China Mieville’s books have intrigued me for a long time. Not only does he have a cool name but he’s also won the Arthur C Clarke Award three times, a list that includes The City and the City. The novel also won the Hugo Award in 2010 (actually sharing the award with Bacigulup’s The Windup Girl). Mieville is also part of the literary movement dubbed the New Weird - writers who blend horror, science fiction, fantasy and the surreal. He’s also recently had some interesting things to say about the future of the novel and I found myself agreeing with his insights, in particular his notion that novelists should be paid a wage rather than royalties.
Mieville has stated that he aims to write a novel in every genre. With The City and the City his genre of choice is the crime novel with noir elements. True to the New Weird tag the novel is not a straight crime novel, but falls somewhere between crime and science fiction. At the heart of the narrative is the brilliant idea of two separate cities existing in the same geographical space, but estranged from each other to the extent that their citizens are forbidden to interact. It’s a great idea that Mieville riffs on throughout the novel, but it ends up being both a strength and a weakness. The detail involved in making the premise of two city-states living side by side in isolation believable comes at a cost, when at the half way point A.S Byatt’s notion of narrative greed begins to creep in. Whilst the sometimes slow narrative pacing is certainly a flaw, it is thankfully a minor one.
Written in the first person, Mieville’s economical writing suits this reinvention of the crime novel. Mieville takes the tropes of the crime novel and runs with them gleefully. The novel opens with the description of a crime scene in which a dead body has been found.
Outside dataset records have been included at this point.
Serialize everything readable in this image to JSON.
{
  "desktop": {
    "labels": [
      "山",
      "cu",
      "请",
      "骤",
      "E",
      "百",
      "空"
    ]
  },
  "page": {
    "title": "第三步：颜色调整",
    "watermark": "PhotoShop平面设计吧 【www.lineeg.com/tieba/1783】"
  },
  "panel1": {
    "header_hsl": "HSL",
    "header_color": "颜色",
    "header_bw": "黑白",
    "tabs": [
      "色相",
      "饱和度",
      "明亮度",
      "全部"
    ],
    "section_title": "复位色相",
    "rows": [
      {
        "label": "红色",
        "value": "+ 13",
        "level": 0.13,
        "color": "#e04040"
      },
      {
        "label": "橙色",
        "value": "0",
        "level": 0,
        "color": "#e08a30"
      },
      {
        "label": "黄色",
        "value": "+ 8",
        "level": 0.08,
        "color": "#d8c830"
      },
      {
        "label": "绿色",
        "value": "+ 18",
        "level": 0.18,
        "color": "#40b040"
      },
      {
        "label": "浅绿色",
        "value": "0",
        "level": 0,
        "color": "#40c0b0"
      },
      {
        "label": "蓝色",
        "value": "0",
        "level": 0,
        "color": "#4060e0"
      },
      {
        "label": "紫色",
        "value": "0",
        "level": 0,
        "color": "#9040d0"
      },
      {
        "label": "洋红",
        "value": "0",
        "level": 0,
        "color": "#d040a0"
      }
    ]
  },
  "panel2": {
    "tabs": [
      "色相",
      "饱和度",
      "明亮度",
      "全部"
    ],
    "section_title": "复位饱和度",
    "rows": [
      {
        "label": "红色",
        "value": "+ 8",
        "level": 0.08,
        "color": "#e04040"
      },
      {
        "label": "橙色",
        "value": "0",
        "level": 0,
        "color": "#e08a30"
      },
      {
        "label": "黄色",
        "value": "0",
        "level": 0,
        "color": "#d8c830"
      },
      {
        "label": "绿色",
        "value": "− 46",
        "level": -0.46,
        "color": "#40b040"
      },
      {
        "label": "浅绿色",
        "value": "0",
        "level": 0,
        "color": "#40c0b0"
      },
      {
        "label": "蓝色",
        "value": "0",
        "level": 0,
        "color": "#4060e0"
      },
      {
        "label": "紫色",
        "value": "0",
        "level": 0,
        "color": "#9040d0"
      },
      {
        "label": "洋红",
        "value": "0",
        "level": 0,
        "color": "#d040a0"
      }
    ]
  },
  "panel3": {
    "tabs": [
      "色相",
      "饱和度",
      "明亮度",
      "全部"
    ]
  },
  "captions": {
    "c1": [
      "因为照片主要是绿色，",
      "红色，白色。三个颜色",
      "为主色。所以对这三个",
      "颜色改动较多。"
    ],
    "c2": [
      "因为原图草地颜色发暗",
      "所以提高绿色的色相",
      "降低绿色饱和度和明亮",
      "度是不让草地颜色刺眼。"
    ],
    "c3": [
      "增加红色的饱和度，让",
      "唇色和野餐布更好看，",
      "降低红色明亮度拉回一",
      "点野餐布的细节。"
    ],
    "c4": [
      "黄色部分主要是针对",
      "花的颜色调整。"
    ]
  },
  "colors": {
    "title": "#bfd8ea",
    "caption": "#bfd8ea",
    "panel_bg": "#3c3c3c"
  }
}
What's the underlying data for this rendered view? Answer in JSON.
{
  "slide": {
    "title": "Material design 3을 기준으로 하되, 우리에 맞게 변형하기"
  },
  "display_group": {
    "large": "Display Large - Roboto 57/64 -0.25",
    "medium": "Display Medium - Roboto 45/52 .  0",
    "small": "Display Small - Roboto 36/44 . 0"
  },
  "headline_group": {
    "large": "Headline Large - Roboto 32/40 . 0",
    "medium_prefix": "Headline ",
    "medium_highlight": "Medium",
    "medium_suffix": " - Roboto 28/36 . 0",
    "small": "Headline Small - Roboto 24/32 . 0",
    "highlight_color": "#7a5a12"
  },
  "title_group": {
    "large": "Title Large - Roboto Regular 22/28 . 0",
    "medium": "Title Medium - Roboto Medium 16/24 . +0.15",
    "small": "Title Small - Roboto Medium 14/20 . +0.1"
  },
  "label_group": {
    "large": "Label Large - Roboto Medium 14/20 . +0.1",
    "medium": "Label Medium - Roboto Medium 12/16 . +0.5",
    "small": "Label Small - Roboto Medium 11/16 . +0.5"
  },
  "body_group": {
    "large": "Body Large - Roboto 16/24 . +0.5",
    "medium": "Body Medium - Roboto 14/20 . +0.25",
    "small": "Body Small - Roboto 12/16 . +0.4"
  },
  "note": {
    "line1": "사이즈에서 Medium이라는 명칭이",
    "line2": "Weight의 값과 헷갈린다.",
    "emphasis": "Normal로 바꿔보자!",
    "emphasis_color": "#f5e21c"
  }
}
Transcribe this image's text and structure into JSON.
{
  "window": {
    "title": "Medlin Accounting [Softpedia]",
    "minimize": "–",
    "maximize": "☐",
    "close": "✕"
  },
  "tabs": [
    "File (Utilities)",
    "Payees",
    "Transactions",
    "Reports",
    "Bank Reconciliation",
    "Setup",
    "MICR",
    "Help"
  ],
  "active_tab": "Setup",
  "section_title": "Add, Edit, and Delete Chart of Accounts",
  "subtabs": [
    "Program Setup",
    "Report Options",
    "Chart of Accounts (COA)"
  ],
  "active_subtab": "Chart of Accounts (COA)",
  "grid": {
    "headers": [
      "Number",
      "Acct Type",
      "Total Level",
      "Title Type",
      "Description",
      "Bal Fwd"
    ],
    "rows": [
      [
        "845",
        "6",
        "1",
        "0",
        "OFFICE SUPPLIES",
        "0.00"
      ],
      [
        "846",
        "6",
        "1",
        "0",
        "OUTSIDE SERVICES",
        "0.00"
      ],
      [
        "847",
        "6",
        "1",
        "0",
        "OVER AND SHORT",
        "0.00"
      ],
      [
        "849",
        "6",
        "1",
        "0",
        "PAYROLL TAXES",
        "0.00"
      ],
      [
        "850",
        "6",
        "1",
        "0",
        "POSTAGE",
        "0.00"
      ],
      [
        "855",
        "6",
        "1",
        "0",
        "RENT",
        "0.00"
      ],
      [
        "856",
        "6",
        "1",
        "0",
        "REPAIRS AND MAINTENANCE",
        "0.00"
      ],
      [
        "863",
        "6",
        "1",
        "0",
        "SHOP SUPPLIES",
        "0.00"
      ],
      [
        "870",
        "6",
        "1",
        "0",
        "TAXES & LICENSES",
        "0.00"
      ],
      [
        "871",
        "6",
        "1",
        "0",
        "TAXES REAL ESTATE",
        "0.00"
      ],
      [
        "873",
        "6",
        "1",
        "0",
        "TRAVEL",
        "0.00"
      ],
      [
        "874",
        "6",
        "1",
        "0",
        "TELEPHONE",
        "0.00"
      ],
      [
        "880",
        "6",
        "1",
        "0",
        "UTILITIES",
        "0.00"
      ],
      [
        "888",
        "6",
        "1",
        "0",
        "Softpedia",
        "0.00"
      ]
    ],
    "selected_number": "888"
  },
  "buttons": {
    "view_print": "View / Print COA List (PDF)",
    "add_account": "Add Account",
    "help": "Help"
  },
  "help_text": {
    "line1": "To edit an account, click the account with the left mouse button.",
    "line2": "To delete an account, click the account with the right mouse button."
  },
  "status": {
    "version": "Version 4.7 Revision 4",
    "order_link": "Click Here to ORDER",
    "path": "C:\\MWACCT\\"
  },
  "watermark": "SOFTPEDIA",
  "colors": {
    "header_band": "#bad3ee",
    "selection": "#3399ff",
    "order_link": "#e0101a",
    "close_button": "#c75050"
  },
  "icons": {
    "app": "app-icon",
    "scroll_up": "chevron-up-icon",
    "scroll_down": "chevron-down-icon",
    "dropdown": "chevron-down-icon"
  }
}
The no nonsense protagonist – Borlu, gets called “boss” by Corwi, his slightly naive but tough underling. The initial crime opens up many unanswered questions and a cover-up ensues. Borlu has to cross the ‘border’ into the foreign city of Ul Qoma to work with Qussim Dhatt, an equally tough and shrewd detective. Mieville takes such clichés and manages to make them new again against the backdrop of the two divided cities somewhere on the edge of Europe.
The citizens of Beszel have to ‘unsee’ the buildings and citizens of Ul Qoma and vice versa. If there is any significant illegal interaction between the two then in steps Breach – an all-powerful presence that exists in the shadows, policing the invisible borders. This unique premise resulted in me practicing ‘unseeing’ buildings and people on the other side of the road as I walked through Subiaco to work. I discovered that what might sound like a far-fetched idea is actually quite easy to do in practice. Actually I suspect that the premise is an analogy for the unseen (avoided at all costs etc) elements of big cities – the homeless and the under-classes that no one wants or cares about. Is The City and the City a novel with a political agenda? Perhaps, but if so then thankfully Mieville does not labor the point.
The mystery at the heart of The City and the City goes deep and should be enough to satisfy most readers, even those who exist on a literary diet of mystery thrillers. In Borlu Mieville has created a convincing protagonist, even though he sometimes flirts with cliché – or is it respectful parody? Either way you still care about what happens to him in the end, giving the book an emotional impact that gives its somewhat outré concepts a very human framework to hang off. I’m sure that Mieville fans will have their own opinions about how to approach his oeuvre, but The City and the City certainly is a fine place to begin if you are, like me, a New Weird novice.